For most Industrials, that absence is unremarkable. For a CASA-regulated flag carrier whose CEO is already attributing performance gains to AI, the silence is itself a signal worth examining. The structurally undisclosed posture means the first time the board grapples with these questions will likely be in response to a regulator, a competitor move, or an incident, not on its own schedule.
The loop the board does not see
The most damaging finding from outside the building is not any single pillar. It is the loop between validation and workforce capability. Without validation muscle, the organization cannot trust AI outputs enough to push decision authority closer to the work. Without distributed AI literacy, the workforce cannot interrogate outputs well enough to build that trust.
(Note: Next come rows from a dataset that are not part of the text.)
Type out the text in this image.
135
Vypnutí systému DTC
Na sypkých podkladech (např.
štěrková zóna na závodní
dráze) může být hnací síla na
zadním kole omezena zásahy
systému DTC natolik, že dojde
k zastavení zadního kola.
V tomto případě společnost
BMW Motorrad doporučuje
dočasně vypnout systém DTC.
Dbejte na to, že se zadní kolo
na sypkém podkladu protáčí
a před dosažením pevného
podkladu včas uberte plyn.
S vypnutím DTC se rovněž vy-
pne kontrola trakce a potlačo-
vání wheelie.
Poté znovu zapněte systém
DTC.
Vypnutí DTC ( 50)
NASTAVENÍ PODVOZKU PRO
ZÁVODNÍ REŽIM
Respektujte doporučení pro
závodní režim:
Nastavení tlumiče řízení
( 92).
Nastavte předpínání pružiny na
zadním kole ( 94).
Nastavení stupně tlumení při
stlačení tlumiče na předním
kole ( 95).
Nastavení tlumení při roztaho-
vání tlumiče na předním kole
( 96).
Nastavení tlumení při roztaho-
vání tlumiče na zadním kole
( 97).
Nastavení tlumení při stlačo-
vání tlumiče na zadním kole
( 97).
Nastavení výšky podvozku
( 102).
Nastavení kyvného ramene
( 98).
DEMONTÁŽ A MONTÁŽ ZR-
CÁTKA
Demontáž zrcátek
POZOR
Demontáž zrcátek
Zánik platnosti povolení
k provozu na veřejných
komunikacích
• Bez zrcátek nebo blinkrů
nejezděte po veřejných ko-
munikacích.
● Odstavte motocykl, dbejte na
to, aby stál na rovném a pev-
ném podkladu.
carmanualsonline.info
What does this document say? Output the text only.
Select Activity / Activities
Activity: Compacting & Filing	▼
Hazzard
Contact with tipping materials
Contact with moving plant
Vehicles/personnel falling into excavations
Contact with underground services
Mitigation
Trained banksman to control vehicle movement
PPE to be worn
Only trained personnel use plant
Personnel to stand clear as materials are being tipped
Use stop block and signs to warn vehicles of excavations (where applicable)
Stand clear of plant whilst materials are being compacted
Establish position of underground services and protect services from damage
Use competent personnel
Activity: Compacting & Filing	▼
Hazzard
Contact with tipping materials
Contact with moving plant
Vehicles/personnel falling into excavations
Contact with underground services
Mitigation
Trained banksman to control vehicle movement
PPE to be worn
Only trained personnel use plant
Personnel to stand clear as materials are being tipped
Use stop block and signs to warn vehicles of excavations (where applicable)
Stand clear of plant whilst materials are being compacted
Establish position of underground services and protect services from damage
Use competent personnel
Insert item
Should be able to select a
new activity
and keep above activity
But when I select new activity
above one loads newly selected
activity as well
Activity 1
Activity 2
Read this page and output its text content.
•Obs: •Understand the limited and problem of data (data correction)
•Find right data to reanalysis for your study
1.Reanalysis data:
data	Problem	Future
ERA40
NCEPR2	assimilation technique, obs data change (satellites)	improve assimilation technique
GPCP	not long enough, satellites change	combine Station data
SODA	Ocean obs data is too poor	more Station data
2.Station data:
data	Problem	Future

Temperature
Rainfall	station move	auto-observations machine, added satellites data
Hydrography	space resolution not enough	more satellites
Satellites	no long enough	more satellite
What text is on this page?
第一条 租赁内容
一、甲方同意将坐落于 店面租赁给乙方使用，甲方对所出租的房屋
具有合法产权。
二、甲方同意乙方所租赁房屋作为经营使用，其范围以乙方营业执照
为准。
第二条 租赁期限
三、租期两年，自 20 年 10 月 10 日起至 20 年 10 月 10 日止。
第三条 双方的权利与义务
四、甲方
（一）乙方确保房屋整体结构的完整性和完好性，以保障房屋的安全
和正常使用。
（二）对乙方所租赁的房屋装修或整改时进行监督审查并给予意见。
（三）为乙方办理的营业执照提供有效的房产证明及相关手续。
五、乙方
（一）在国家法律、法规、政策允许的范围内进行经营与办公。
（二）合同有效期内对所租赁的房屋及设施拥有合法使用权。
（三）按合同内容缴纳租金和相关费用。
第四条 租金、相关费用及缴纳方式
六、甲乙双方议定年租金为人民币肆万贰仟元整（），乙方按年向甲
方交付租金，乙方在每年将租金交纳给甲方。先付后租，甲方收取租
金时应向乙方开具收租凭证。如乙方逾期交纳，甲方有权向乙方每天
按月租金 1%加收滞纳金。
The two weakest groupings reinforce each other while the strongest pillar, Adapt, keeps shipping AI into operations and onto earnings calls. That is the precise configuration in which a public capability claim outruns the governance posture that would defend it. The CEO's on-time performance attribution, repeated publicly, is now an asset and a liability in the same sentence, an asset to the share price story and a liability under the ACCC's enforcement window for unsubstantiated AI claims. Boards rarely see this loop because each pillar reports separately. From outside, it is the first thing visible.
What this means for the reader
The harder question is not what Qantas should do. It is what any large organization looks like to a stranger reading only the public record. If an analyst, a regulator, or an acquirer scored your company tomorrow using the same approach, annual reports, governance pages, executive statements, press releases, what would the gap between your announced AI outcomes and your disclosed AI infrastructure look like?
Most large companies have started shipping AI claims faster than they have built the governance, validation, and workforce literacy to defend them. The real question is whether the gap is visible from outside, and whether it will be visible to a regulator before it is visible to the board.
The disclosed posture is the posture that counts when a regulator, a journalist, or a court comes asking. Qantas has time to close the gap. The window narrows on 10 December 2026.